Bizim kuşağın asla okuyamayacağı belgeler!
Muhalefet partileri Türkiye'nin gerçekten demokratikleşmesini istiyorlarsa bu "kapalı oturum"ve "tutanak gizleme"despotluğuna bir an önce son vermelidir.
Devlet terörü tüm acımasızlığıyla sürdürülürken Türkiye'yi "terörsüz" kılma iddiasıyla kurulan ve TBMM çatısı altında açılış töreni büyük tantanayla yapılan Milli Komisyon, üç gün sonraki ikinci toplantısını yangından mal kaçırır gibi vatandaşın ve medyanın izlememesi için kapalı kapılar ardında yaptı.
MİT Başkanı İbrahim Kalın ile Milli Savunma ve İçişleri bakanlarının "ulusal güvenliği ilgilendiren konularda bilgi verecekleri" gerekçesiyle bu ikinci toplantı kilitli kapılar ardında yapıldığı gibi, konuşma tutanaklarının da 10 yıl boyunca hiçbir şekilde yayınlanmamasına karar verildi.
Şaşırtıcı olan, böyle bir kararın, 51 üyeli komisyonda yer alan muhalif milletvekillerinden de bir itiraz gelmeden oybirliğiyle alınmış olmasıydı... Karar alınır alınmaz da basın mensuplarının salonu terketmesi için toplantıya ara verilmiş, kapalı bölümde de dışarı bilgi sızmaması için sinyal kesici jammer'ler harekete geçirilmiş, toplantıda yer alan milletvekillerinin cep telefonlarına da toplantı öncesi el konulmuş bulunuyor.
Bu demektir ki, toplantıda MİT Başkanı ile iki Bakanın neler söylediklerini 9 Ağustos 2035 tarihine kadar, o toplantıya katılan milletvekillerinin ya da onların yakınlarının dışında hiç kimse bilemeyecek...
40'lı yıllardan beri Türkiye'nin sosyo-politik yaşamında ve medyasında aktif yer almış, sorumluluklar üstlenmiş, bunun için bedeller ödeyerek halen 90'a merdiven dayamış benim kuşağımın Milli Komisyon'da o gün neler konuşulduğunu bilmesi asla mümkün olmayacak...
Türkiye Büyük Millet Meclisi'nin kuruluşundan beri yaptığı gizli kapaklı toplantılarda neler konuşulduğunu, ne kararlar alındığını, 73 yıllık gazetecilik yaşamımda hep merak etmiş, gerektiğinde tanıdığım milletvekillerini sorgulayarak bilgi almaya çalışmıştım.
Örneğin, Türkiye'nin NATO'ya kapılanma sürecinde yapılan ünlü 1951 Komünist Tevkifatı ve buna paralel olarak komünist propaganda ve örgütlenmeye verilen cezaların artırılması için Türk Ceza Kanunu'nun 141 ve 142. maddelerinde değişiklik yapılması...
Daha sonraki yıllarda benim de defalarca hedefi olduğum bu değişikliklerin yapıldığı TBMM'nin 19 Kasım 1951 tarihli kapalı oturumundaki utanç verici anti-komünist konuşmaların tüm ayrıntılarını, ancak yıllar sonra TBMM tarafından yayınlanan 45 sayfa uzunluğundaki tutanaklardan öğrenebildim.
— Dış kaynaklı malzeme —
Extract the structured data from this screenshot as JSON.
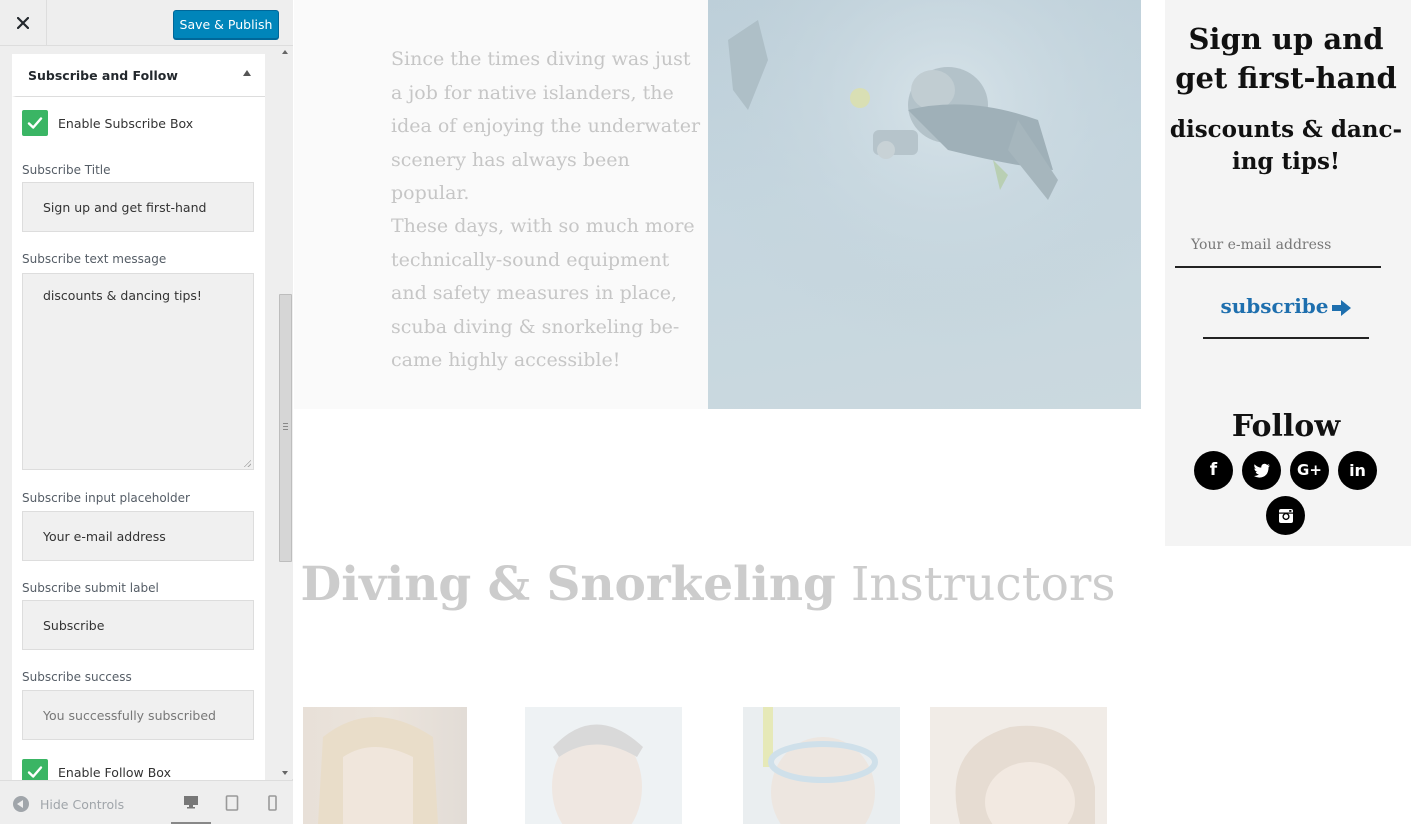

Kendini demokrat bilen herkesin okuması gereken bu tutanaklara şu linkten erişilebilir: https://www5.tbmm.gov.tr/tutanaklar/TUTANAK/GZC/d09/c010/gcz09010006.pdf
TBMM'nin geçmişine ait ibret verici tutanaklardan biri de, TKP lideri Mustafa Suphi ve yoldaşlarının 29 Ocak 1921'de Karadeniz'de katledilmelerinden kısa bir süre önce, 22 Ocak 1921 tarihindeki gizli oturuma aittir.
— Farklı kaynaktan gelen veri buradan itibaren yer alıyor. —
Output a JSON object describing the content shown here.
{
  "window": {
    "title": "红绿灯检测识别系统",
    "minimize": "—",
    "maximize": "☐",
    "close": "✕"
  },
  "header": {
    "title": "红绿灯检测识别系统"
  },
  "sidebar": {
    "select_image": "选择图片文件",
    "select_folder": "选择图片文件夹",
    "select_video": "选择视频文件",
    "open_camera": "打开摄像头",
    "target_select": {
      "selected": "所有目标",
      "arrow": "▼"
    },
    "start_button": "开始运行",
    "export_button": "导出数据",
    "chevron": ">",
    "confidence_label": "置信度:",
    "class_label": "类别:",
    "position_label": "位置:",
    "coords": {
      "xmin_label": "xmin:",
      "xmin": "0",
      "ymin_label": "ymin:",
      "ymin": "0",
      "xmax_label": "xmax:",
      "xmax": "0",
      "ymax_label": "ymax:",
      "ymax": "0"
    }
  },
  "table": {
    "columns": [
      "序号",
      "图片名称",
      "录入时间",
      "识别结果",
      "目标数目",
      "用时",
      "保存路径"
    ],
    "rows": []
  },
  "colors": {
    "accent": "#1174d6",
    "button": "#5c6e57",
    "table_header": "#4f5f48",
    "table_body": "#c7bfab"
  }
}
Yıllar sonra giziliği kaldırılarak TBMM tarafından Latin harfleriyle basılan 22 Kânunisâni 1337 (22 Ocak 1921) tarihli TBMM Gizli Celse Zabıtları, o dönem Sovyet Rusya’dan gelen altın ve silah yardımlarına rağmen Mustafa Kemal’in komünizme ne denli karşı olduğunu, bir hafta sonra Karadeniz sularında katledilecek Mustafa Suphi ve yoldaşlarına karşı milletvekillerini nasıl kışkırttığını açıkça ortaya koyuyor…
Daha önce yayımlanmış yazılarımdan birinde de paylaşmış olduğum o tutanaklardan, cümle düşüklüklerine dokunmaksızın, aynen aldığım ibret verici bazı pasajlar:
MUSTAFA KEMAL PAŞA (Ankara) – Efendiler, vaktiyle Mustafa Suphi riyasetinde bir heyetin memlekete gelmek isteğinde bulunduklarından, bunların bir komünist fırkasına mensubiyetlerinden bizi haberdar etmişlerdi. Bu Mustafa Suphi’nin ahlâkı hakkında malûmat sahibi olan birçok arkadaşlarımız var. Erzurum ahalii muhteremesi bunu en yakından tanıyanlardır. Mustafa Suphi son zamanlarda memleketimize gelmek üzere bulunuyordu. Bunlardan bir kısmını sahil tarikiyle göndermişler, kendisi de Kars üzerinden gelmek istiyordu. Bunu haber alan Erzurumlular böyle bir adamın memleket dahiline girmesinden son derece müteheyyiç olmuşlar ve memlekete sokulmaması için teşebbüsatta bulundular. Makamatı resmiyeye müracaat ettiler. Bu adam memleketimize girerse parçalarız…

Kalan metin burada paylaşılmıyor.